Pourtant, si le système de santé est submergé, la majorité des décès supplémentaires peuvent ne pas être dus au coronavirus mais à d'autres maladies et affections courantes telles que les crises cardiaques, les accidents vasculaires cérébraux, les traumatismes, les saignements, etc., qui ne sont pas traités de manière adéquate. Si le niveau de l'épidémie submerge le système de santé et que les mesures extrêmes n'ont qu'une efficacité modeste, alors l'aplatissement de la courbe peut aggraver les choses: au lieu d'être submergé pendant une courte phase aiguë, le système de santé restera submergé pendant une période plus longue. . C’est une autre raison pour laquelle nous avons besoin de données sur le niveau exact de l’activité épidémique.

L'un des résultats est que nous ne savons pas combien de temps les mesures de distanciation sociale et les fermetures peuvent être maintenues sans conséquences majeures pour l'économie, la société et la santé mentale. Des évolutions imprévisibles peuvent survenir, notamment une crise financière, des troubles, des troubles civils, une guerre et une fusion du tissu social. Au minimum, nous avons besoin de données de prévalence et d'incidence non biaisées pour l'évolution de la charge infectieuse pour guider la prise de décision.

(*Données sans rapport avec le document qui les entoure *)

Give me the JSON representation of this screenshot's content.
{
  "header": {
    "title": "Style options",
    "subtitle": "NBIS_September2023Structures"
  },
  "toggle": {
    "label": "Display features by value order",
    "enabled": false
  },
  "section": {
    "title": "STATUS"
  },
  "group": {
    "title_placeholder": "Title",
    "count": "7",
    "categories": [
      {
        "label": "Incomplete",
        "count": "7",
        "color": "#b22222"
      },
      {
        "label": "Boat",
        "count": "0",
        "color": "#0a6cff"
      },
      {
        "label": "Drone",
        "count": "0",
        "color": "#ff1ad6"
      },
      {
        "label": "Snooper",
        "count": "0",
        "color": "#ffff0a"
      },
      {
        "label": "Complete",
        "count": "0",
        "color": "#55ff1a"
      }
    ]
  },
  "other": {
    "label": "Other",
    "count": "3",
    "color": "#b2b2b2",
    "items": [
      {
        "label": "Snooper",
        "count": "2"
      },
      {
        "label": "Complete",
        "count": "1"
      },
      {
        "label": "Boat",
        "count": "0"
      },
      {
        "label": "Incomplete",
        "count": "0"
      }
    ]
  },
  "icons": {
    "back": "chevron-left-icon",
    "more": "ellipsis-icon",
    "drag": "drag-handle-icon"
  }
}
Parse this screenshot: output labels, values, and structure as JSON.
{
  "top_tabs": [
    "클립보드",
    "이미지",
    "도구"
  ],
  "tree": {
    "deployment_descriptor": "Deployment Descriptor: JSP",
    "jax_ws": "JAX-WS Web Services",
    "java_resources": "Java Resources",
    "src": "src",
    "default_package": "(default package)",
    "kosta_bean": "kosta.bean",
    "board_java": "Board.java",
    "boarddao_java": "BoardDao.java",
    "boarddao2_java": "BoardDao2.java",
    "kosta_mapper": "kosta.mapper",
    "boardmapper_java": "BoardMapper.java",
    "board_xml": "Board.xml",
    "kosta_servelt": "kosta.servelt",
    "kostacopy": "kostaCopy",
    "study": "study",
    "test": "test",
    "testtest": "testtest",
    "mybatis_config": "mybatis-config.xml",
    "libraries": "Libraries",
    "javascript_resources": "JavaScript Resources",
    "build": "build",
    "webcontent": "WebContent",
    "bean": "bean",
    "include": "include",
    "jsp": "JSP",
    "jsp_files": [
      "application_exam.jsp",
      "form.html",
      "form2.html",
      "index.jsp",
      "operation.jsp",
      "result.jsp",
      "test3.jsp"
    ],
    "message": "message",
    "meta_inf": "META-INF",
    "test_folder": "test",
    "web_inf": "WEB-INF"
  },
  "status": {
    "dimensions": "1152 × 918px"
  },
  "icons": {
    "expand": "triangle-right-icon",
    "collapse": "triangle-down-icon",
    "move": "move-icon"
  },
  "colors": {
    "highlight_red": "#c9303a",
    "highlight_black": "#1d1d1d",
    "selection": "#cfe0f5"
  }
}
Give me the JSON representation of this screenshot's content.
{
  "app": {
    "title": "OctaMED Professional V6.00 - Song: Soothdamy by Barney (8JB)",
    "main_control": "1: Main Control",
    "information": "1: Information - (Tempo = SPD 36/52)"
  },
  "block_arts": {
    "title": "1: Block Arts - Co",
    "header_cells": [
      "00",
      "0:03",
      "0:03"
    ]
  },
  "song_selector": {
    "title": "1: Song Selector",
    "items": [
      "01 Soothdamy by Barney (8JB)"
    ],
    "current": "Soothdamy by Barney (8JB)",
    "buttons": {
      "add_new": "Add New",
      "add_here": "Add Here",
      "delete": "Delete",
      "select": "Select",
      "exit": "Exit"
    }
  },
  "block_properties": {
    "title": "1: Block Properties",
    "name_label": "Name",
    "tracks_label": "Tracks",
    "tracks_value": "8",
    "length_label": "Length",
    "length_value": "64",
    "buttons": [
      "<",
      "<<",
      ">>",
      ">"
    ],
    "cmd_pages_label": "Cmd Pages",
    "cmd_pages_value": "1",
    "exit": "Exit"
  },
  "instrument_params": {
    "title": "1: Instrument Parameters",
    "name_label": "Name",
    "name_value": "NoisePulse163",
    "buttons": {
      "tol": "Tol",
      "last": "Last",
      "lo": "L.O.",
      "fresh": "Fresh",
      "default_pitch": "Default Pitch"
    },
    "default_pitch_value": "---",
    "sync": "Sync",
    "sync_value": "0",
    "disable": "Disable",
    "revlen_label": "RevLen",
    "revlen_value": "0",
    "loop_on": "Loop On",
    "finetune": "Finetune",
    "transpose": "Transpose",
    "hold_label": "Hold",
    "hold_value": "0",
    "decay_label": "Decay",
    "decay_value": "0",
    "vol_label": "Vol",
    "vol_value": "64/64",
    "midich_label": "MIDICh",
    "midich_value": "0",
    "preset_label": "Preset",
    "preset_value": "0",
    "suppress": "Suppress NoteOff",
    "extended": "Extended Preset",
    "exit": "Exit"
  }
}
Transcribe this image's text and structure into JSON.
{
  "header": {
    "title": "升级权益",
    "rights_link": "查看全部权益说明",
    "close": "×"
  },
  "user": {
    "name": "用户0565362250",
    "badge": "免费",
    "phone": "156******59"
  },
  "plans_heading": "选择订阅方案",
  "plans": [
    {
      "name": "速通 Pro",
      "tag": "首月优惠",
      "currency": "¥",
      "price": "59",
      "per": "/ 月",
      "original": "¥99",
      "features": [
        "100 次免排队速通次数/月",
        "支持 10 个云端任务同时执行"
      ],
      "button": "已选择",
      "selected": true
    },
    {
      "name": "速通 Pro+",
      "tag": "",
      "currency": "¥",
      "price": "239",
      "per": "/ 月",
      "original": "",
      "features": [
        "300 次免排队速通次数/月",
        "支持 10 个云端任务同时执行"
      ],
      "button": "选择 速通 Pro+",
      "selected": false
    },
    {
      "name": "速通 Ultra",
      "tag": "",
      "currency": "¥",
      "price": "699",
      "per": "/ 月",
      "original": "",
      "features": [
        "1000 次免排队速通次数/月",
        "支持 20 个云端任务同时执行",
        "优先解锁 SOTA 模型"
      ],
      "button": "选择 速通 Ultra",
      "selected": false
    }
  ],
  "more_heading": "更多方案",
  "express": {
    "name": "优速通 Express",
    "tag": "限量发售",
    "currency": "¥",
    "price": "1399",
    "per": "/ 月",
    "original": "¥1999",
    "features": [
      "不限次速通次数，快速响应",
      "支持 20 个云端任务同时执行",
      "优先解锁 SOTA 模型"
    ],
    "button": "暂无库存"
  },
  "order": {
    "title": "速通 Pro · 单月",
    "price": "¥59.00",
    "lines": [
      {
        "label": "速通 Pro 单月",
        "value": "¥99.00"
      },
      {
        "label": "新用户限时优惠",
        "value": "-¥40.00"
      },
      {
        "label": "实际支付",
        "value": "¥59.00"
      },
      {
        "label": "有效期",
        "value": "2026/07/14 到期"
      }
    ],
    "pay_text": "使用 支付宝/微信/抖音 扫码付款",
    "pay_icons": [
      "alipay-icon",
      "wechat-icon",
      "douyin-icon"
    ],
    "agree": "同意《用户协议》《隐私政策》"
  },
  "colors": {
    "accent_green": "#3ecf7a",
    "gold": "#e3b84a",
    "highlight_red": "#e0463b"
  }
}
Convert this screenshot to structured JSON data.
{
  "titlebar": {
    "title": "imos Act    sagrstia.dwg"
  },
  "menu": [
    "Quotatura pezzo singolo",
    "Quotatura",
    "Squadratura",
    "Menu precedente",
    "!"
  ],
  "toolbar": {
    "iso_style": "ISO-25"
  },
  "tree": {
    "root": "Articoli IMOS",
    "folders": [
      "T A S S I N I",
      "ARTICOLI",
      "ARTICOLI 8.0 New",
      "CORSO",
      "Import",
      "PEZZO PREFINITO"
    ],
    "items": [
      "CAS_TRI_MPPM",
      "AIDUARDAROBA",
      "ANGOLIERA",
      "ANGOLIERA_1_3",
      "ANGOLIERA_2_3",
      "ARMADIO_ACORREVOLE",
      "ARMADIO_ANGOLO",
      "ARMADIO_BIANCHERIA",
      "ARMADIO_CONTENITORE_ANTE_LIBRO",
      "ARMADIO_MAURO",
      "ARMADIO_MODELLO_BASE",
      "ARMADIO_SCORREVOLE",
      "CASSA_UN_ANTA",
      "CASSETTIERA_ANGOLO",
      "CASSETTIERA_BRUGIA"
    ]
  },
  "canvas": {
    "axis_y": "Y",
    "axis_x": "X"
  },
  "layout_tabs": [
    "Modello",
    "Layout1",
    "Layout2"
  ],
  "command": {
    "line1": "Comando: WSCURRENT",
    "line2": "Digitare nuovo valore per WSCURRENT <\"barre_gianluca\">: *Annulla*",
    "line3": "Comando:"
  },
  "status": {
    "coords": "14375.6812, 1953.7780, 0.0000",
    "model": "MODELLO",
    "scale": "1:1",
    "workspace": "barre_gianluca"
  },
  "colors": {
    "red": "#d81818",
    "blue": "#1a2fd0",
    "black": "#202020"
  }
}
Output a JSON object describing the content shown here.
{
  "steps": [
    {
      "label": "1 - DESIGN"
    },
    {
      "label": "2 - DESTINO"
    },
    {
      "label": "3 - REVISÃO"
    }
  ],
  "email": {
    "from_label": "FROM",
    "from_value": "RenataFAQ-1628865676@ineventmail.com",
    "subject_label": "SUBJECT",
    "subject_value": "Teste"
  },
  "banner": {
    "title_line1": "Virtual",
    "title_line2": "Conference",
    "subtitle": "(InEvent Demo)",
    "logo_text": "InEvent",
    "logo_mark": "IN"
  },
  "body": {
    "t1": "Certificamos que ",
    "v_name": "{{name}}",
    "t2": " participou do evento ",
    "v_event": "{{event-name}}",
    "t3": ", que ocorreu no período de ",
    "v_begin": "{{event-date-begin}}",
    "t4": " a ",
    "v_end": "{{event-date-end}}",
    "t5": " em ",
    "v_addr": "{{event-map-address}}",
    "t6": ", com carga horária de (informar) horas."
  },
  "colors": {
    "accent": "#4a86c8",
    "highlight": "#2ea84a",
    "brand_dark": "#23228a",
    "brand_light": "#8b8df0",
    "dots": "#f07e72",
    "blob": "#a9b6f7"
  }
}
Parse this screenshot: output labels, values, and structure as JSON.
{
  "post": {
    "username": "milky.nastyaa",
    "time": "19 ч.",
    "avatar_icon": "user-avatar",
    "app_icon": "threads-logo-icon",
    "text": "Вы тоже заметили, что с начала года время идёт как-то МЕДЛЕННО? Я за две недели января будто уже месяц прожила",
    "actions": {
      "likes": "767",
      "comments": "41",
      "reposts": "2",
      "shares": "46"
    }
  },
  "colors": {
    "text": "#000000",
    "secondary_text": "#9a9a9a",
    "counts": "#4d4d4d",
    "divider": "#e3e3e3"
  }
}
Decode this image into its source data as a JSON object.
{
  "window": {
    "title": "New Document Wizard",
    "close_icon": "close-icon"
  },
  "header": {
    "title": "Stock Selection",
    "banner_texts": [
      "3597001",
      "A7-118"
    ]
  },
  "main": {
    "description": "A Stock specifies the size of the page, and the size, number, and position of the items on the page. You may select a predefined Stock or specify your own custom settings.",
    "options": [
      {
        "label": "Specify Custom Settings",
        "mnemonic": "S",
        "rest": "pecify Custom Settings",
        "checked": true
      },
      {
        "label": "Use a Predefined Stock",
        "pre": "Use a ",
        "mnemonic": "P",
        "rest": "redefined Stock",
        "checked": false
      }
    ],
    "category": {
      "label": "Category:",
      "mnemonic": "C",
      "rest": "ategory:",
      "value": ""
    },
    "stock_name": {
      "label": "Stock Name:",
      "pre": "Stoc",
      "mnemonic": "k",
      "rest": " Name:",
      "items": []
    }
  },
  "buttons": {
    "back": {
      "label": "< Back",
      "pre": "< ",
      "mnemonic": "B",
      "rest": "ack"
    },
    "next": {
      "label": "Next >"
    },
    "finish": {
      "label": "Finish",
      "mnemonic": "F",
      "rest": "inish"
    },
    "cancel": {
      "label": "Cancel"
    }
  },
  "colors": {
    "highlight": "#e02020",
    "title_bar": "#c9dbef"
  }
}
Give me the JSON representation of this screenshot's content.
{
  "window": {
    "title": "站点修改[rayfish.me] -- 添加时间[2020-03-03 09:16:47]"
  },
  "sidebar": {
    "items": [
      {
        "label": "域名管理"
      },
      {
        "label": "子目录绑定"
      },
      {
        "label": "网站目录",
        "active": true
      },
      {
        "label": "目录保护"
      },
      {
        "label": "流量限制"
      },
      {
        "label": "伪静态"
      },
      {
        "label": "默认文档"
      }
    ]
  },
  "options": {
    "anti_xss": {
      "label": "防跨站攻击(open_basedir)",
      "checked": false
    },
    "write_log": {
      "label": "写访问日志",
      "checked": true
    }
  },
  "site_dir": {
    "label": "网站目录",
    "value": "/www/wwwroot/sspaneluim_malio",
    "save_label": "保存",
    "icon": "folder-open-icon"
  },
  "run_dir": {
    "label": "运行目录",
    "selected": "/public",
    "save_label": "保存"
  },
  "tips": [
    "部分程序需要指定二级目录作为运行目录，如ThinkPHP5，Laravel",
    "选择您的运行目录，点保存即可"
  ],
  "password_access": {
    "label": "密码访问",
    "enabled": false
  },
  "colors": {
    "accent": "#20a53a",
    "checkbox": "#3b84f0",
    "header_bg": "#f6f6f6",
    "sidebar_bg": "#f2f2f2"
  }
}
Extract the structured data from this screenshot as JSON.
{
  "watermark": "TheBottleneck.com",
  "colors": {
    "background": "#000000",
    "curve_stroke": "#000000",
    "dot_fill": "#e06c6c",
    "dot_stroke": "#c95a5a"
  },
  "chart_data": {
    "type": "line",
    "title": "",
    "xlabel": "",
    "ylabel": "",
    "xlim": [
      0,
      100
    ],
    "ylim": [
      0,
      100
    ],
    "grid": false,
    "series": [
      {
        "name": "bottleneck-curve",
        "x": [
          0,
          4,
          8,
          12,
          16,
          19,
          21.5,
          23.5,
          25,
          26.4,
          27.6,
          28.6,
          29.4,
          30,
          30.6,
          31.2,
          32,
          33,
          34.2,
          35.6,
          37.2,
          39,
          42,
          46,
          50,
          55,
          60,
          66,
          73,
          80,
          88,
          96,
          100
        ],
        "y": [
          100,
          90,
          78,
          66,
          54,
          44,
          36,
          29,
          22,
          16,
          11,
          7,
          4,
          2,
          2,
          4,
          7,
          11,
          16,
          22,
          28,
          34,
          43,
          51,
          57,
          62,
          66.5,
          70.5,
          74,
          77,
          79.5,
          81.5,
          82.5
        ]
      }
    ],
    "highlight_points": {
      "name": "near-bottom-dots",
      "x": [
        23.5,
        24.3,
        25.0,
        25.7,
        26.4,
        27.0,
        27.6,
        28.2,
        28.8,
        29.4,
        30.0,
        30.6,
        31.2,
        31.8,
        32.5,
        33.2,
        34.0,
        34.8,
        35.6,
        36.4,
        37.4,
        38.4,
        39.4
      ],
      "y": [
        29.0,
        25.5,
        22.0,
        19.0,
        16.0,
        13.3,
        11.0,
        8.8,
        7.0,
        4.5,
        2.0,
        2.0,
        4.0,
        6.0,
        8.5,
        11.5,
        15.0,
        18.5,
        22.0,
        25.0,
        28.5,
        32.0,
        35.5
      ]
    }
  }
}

Dans le scénario le plus pessimiste, que je n'épouse pas, si le nouveau coronavirus infecte 60% de la population mondiale et 1% des personnes infectées meurent, cela se traduira par plus de 40 millions de décès dans le monde, correspondant à la pandémie de grippe de 1918.

La grande majorité de cette hécatombe serait constituée de personnes ayant une espérance de vie limitée. C’est contrairement à 1918, lorsque de nombreux jeunes sont morts.

On ne peut qu'espérer que, comme en 1918, la vie continuera. Inversement, avec des blocages de mois, voire d'années, la vie s'arrête en grande partie, les conséquences à court et à long terme sont totalement inconnues, et des milliards, et pas seulement des millions, de vies pourraient éventuellement être en jeu.

Si nous décidons de sauter de la falaise, nous avons besoin de quelques données pour nous informer sur la justification d'une telle action et les chances d'atterrir dans un endroit sûr.

John P.A. Ioannidis est professeur de médecine et professeur d'épidémiologie et de santé de la population, ainsi que professeur avec l'aimable autorisation de la science des données biomédicales à la Stanford University School of Medicine, professeur avec l'aimable autorisation des statistiques à la Stanford University School of Humanities and Sciences, et co-directeur de la Meta-Research Innovation Center à Stanford (METRICS) à Stanford University.